Translator specs

A Japanese company has come up with a gizmo called a Tele Scouter / テレスカウター which can translate what people say to you in foreign languages and display the results via a retinal display attached to your glasses.

The Tele Scouter is a small gadget that fixes onto glasses which incorporates a retinal display, a camera and a microphone. The microphone picks up the language and transmits it to a small computer worn around the waist, which sends it to a server for translation. The translation is then displayed on the retina. The device cannot currently keep up with language spoken at normal speed, and is a bit bulky, but it’s an interesting development.

If the size can be reduced and the speed and reliability increase, this device could be really useful. If it could also translate and/or transliterate written language, if would be even more useful, especially in for languages written with different writing systems.

7 thoughts on “Translator specs

  1. There was an iPhone application released recently called Jibbigo that does speech-to-speech translation between English and Spanish.
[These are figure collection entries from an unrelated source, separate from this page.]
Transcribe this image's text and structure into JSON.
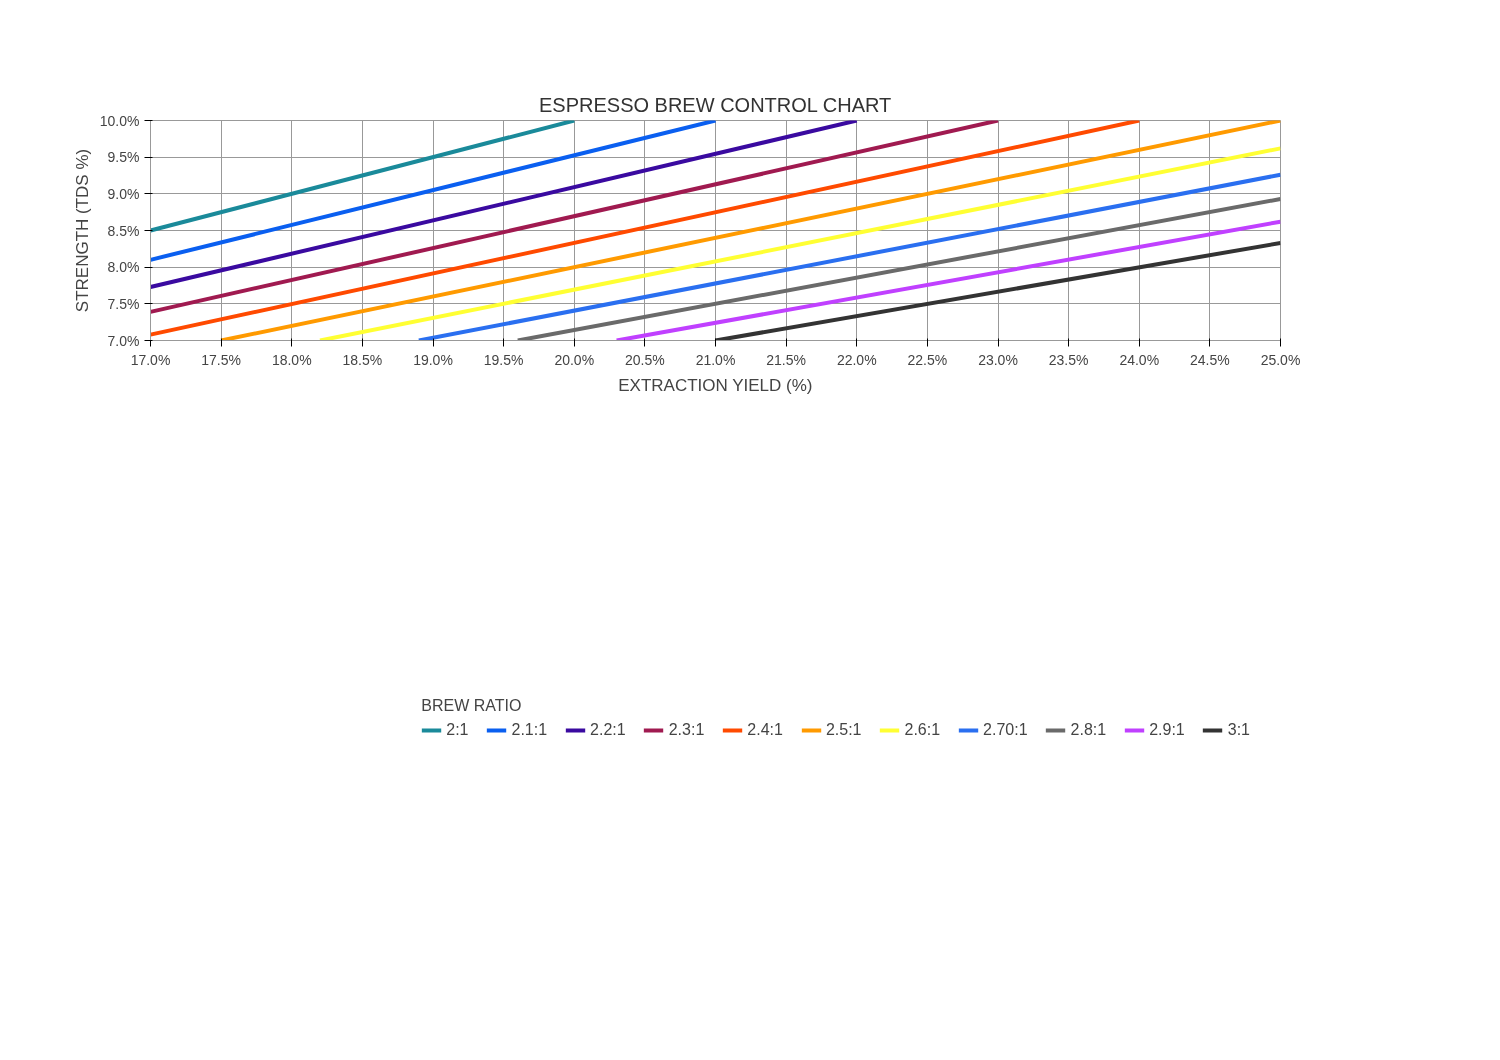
{
  "chart_data": {
    "type": "line",
    "title": "ESPRESSO BREW CONTROL CHART",
    "xlabel": "EXTRACTION YIELD (%)",
    "ylabel": "STRENGTH (TDS %)",
    "legend_title": "BREW RATIO",
    "legend": "bottom",
    "grid": true,
    "xlim": [
      17,
      25
    ],
    "ylim": [
      7,
      10
    ],
    "xticks": [
      {
        "value": 17,
        "label": "17.0%"
      },
      {
        "value": 17.5,
        "label": "17.5%"
      },
      {
        "value": 18,
        "label": "18.0%"
      },
      {
        "value": 18.5,
        "label": "18.5%"
      },
      {
        "value": 19,
        "label": "19.0%"
      },
      {
        "value": 19.5,
        "label": "19.5%"
      },
      {
        "value": 20,
        "label": "20.0%"
      },
      {
        "value": 20.5,
        "label": "20.5%"
      },
      {
        "value": 21,
        "label": "21.0%"
      },
      {
        "value": 21.5,
        "label": "21.5%"
      },
      {
        "value": 22,
        "label": "22.0%"
      },
      {
        "value": 22.5,
        "label": "22.5%"
      },
      {
        "value": 23,
        "label": "23.0%"
      },
      {
        "value": 23.5,
        "label": "23.5%"
      },
      {
        "value": 24,
        "label": "24.0%"
      },
      {
        "value": 24.5,
        "label": "24.5%"
      },
      {
        "value": 25,
        "label": "25.0%"
      }
    ],
    "yticks": [
      {
        "value": 7,
        "label": "7.0%"
      },
      {
        "value": 7.5,
        "label": "7.5%"
      },
      {
        "value": 8,
        "label": "8.0%"
      },
      {
        "value": 8.5,
        "label": "8.5%"
      },
      {
        "value": 9,
        "label": "9.0%"
      },
      {
        "value": 9.5,
        "label": "9.5%"
      },
      {
        "value": 10,
        "label": "10.0%"
      }
    ],
    "series": [
      {
        "name": "2:1",
        "color": "#1a8a9a",
        "x": [
          17,
          20
        ],
        "values": [
          8.5,
          10
        ]
      },
      {
        "name": "2.1:1",
        "color": "#0a5ff0",
        "x": [
          17,
          21
        ],
        "values": [
          8.1,
          10
        ]
      },
      {
        "name": "2.2:1",
        "color": "#3a0aa0",
        "x": [
          17,
          22
        ],
        "values": [
          7.73,
          10
        ]
      },
      {
        "name": "2.3:1",
        "color": "#a01a50",
        "x": [
          17,
          23
        ],
        "values": [
          7.39,
          10
        ]
      },
      {
        "name": "2.4:1",
        "color": "#ff4a00",
        "x": [
          17,
          24
        ],
        "values": [
          7.08,
          10
        ]
      },
      {
        "name": "2.5:1",
        "color": "#ff9a00",
        "x": [
          17.5,
          25
        ],
        "values": [
          7,
          10
        ]
      },
      {
        "name": "2.6:1",
        "color": "#ffff33",
        "x": [
          18.2,
          25
        ],
        "values": [
          7,
          9.62
        ]
      },
      {
        "name": "2.70:1",
        "color": "#2a6ff0",
        "x": [
          18.9,
          25
        ],
        "values": [
          7,
          9.26
        ]
      },
      {
        "name": "2.8:1",
        "color": "#6a6a6a",
        "x": [
          19.6,
          25
        ],
        "values": [
          7,
          8.93
        ]
      },
      {
        "name": "2.9:1",
        "color": "#c040ff",
        "x": [
          20.3,
          25
        ],
        "values": [
          7,
          8.62
        ]
      },
      {
        "name": "3:1",
        "color": "#333333",
        "x": [
          21,
          25
        ],
        "values": [
          7,
          8.33
        ]
      }
    ]
  }
}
While a retinal display has the potential of being more discrete this application has the benefit of working both ways. 🙂

    http://www.youtube.com/watch?v=ealQk1lX4yw

  2. There are still light years to go for speech recognition applications (machine translation itself is still awful unless it’s just for informal purposes), but definitely kudos to the new developments, even if they’ll be functionally “beta” for quite a while.

  3. Online keyboards software, translation software, speech recognition software…how could human translators and interpreters not be scared? The brute force labor of language professionals is being replaced by machines. Soon, language professionals may only be needed at the end phase of refinement and copy-editing.
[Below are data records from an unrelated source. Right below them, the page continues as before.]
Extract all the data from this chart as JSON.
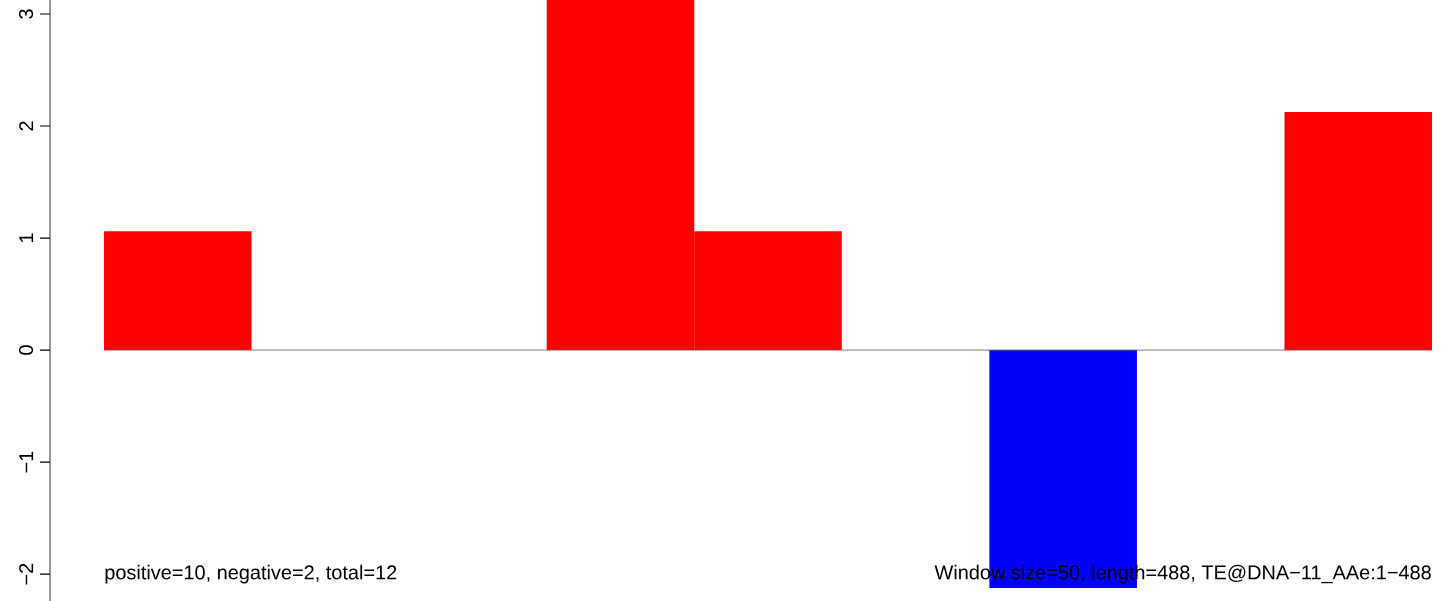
{
  "chart_data": {
    "type": "bar",
    "categories": [
      null,
      null,
      null,
      null,
      null,
      null,
      null,
      null,
      null
    ],
    "values": [
      1.06,
      0,
      0,
      3.125,
      1.06,
      0,
      -2.125,
      0,
      2.125
    ],
    "colors": [
      "#ff0000",
      "#ff0000",
      "#ff0000",
      "#ff0000",
      "#ff0000",
      "#ff0000",
      "#0000ff",
      "#ff0000",
      "#ff0000"
    ],
    "ylim": [
      -2.24,
      3.125
    ],
    "yticks": [
      {
        "value": -2,
        "label": "−2"
      },
      {
        "value": -1,
        "label": "−1"
      },
      0,
      1,
      2,
      3
    ],
    "tick_labels": "y",
    "annotations": [
      "positive=10, negative=2, total=12",
      "Window size=50, length=488, TE@DNA−11_AAe:1−488"
    ]
  }
}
  4. I think machines won’t be as good as humans at translation for a very long time.
    They are getting impressive at giving rough translations to give you a general idea of what a text is about but they still don’t actually understand what they are translating. Without this comprehension, they can never see the context of a text or the mood of a speaker for example.
    Still, gadgets like this are getting more and more useful.
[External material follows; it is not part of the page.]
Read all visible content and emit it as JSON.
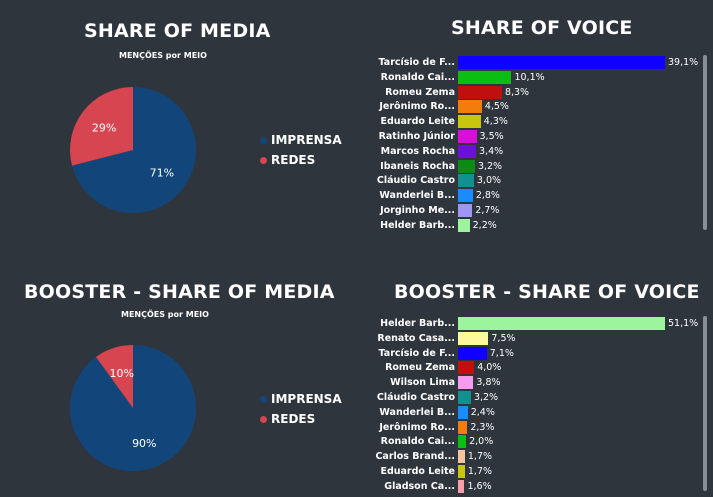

  5. While computer translation is getting better, I agree that it’s just not there yet. This is quite a cool idea though.

  6. Once again, technological advances seek to replace or restructure entire professions. In this case the profession of translator or interpreter. For a while, professional translators and interpreters will be needed for fine tuning the machine translators, however, the need for this is likely to be phased out if the vast improvement seen in speech recognition technology over the past decade is any indication of how translation software will improve. I don’t understand why they would prefer to combine the pocket translator with retinal projection glasses, an emerging technology, rather than an earphone in which the words are spoken. This would seem like an easier feat. Perhaps limited bandwidth? Or perhaps they’ve developed the retinal projection glasses and this just happens to be one of the first applications for it that they chose to publicize? Once mass production drives these glasses down in size and price, the applications for it are subject only to the imagination. They will replace all types of displays, and if combined with pupil tracking, they can replace input devices like mouses and touch-pads. Your cell phone display could be displayed on your retina at all times. Movies and games can be in 3d if different images are properly beamed in each eye. The current technology may be only limited to simple lines, so this may be why they chose translation and user-manuals as the first applications.